Initially, there is a lot of parallelism in Boruvka's algorithm as about half the nodes can perform edge-contraction independently. After edge-contraction, the graph becomes more dense and there are fewer nodes, so the available parallelism decreases quickly. Figure 3 shows the parallelism profile for a sample input. Most parallel implementations of minimal spanning tree algorithms begin with Boruvka's algorithm but switch to another algorithm as the graph becomes more dense.

Figure 3: Available parallelism in Boruvka's algorithm.


In our implementation of Boruvka, we split the loop body into two parallel phases, which have a barrier in between them. The first phase invokes Find on the lightest edge of each representative, while the second phase performs Union operation. The tresulting set of representatives is then used for the next round in a similar manner. This makes the concurrency control of UnionFind data structure simpler, where one of the costly and complex mechanism is finding conflicts between concurrent Union and Find operations. With splitting into phases, Find operations can proceed in parallel with Find operations (conceptually being readonly). Similarly Union operations on separate compononets can proceed in parallel without any concurrency control.
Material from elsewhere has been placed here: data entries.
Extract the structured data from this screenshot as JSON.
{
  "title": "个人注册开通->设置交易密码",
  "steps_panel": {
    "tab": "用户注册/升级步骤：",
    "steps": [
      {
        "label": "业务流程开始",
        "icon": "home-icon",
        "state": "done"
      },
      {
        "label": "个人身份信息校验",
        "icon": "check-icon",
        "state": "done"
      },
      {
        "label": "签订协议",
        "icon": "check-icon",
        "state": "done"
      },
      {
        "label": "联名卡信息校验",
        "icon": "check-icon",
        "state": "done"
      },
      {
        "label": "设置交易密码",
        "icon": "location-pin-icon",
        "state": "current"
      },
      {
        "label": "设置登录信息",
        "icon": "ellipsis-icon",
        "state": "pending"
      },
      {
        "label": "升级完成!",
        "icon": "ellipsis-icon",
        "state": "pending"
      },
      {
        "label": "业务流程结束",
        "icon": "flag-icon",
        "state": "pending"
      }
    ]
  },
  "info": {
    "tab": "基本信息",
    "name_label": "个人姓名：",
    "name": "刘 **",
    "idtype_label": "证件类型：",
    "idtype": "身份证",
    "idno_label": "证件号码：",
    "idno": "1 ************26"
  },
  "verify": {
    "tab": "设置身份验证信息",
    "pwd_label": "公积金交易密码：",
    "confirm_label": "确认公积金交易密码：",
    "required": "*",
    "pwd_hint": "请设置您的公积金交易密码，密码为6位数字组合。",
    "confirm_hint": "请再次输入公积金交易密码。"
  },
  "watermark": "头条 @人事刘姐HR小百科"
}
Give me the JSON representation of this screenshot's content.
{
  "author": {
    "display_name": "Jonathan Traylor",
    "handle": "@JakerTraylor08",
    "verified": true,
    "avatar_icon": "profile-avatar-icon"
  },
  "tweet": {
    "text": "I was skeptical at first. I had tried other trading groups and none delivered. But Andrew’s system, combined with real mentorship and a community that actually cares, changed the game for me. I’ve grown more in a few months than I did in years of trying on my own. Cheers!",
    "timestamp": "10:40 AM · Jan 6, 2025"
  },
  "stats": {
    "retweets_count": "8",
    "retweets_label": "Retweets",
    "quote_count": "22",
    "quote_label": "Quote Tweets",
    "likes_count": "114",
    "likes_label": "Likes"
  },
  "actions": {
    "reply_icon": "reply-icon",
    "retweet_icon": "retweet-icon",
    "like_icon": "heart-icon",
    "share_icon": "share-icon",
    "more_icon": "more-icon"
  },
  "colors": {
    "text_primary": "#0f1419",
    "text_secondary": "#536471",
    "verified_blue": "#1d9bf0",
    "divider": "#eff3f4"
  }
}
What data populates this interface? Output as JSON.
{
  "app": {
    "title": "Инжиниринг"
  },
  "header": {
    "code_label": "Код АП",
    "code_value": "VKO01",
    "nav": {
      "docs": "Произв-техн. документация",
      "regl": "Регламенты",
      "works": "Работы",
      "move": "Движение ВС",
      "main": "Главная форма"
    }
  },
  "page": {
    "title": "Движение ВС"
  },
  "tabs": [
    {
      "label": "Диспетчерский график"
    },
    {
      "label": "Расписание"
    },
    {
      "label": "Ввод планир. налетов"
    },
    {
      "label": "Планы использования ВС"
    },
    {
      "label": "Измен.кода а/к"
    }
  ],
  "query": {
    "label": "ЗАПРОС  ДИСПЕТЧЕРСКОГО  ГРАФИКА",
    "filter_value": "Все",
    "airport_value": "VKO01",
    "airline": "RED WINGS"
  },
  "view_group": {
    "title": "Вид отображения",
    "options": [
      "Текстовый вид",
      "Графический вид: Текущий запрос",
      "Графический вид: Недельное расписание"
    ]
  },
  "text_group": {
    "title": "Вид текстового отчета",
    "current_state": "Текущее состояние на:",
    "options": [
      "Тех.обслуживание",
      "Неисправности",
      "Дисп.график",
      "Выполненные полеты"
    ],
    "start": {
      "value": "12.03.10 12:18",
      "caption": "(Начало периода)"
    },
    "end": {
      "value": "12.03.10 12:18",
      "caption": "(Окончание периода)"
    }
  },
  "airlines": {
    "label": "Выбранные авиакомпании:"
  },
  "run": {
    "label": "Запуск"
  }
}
Figure 4 and Figure 5 show the execution time in seconds and self-relative speedup (speedup with respect to the single thread performance), respectively, of Boruvka's algorithm on the USA road network.

Figure 4: Execution time.
Figure 5: Self-relative Speedup.

[2] Thomas H. Cormen, Charles E. Leiserson, Ronald L. Rivest, Clifford Stein. Introduction to Algorithms. 2nd Edition, MIT Press, 2001.

Machine Description

Performance numbers are collected on a 4 package (14 cores per package) Intel(R) Xeon(R) Gold 5120 CPU machine at 2.20GHz from 1 thread to 56 threads in increments of 7 threads. The machine has 192GB of RAM. The operating system is CentOS Linux release 7.5.1804. All runs of the Galois benchmarks used gcc/g++ 7.2 to compile.